Elle ferma les yeux et, soudain, elle vit se dérouler, comme sur un écran, les misérables petits événements de la journée.

Elle se revit derrière son guichet, attendant les premiers spectateurs, dix minutes avant l’ouverture des portes. Un monsieur s’était approché et, distraitement, elle avançait déjà la main vers son rouleau de billets, lorsqu’elle avait reconnu Monsieur Bernard.

— Mademoiselle, lui avait-il dit, je viens m’enquérir de la façon dont votre frère a accueilli ma proposition et vous demander quand je peux compter sur lui.
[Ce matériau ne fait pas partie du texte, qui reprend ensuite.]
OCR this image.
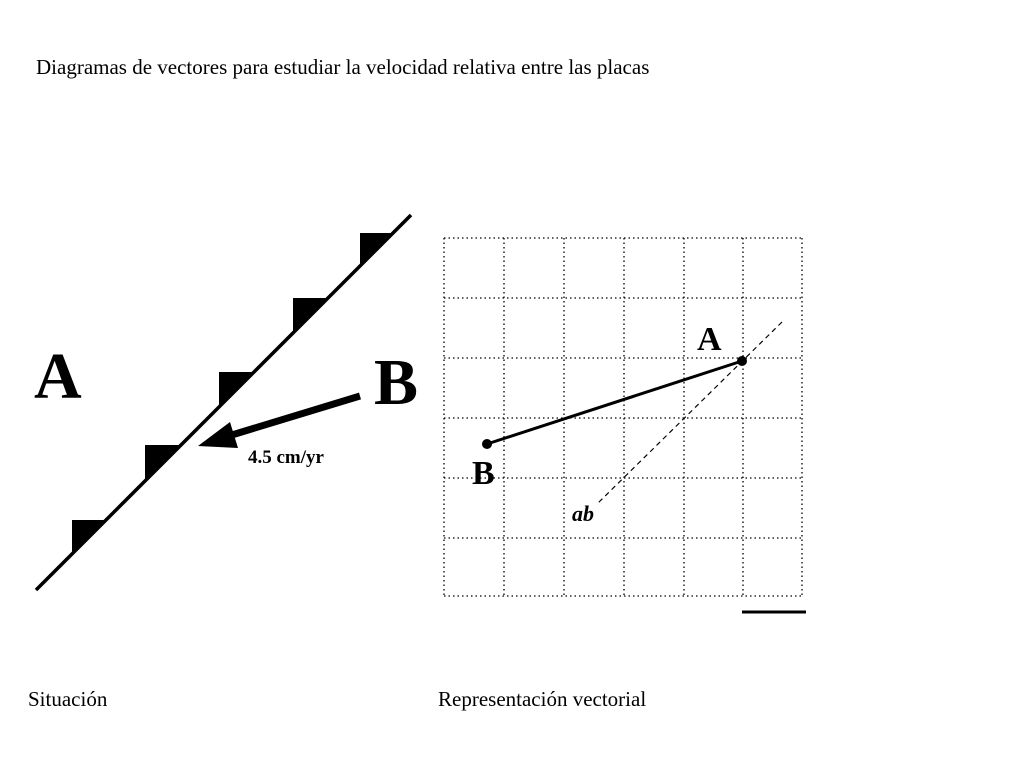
Diagramas de vectores para estudiar la velocidad relativa entre las placas
A	B
4.5 cm/yr
A
B
ab
Situación	Representación vectorial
Et il avait fallu lui dire que Marcel refusait, qu’il préférait tenter la réalisation chimérique d’un projet qu’il croyait génial mais en lequel elle, Ninette, n’avait aucune confiance. Monsieur Bernard avait souri, hoché la tête avec indulgence et était parti en exprimant le désir de faire bientôt la connaissance de ce frère quelque peu rebelle, et en disant que toutes les natures un peu spéciales offraient pour lui beaucoup d’intérêt.

Puis, vers la fin de l’après-midi, il lui avait fallu supporter, une fois de plus, les fades galanteries de monsieur Lamarre, l’entreprenant directeur du cinéma.

— Faites-vous quelque chose tout-à-l’heure, mademoiselle Lortie ?

— Si je fais quelque chose, monsieur Lamarre ?

— Mais oui, après six heures, serez-vous… libre ?

— Non, monsieur Lamarre, je regrette mais…

— C’est fâcheux ; je voulais vous demander si vous me feriez l’honneur de dîner avec moi.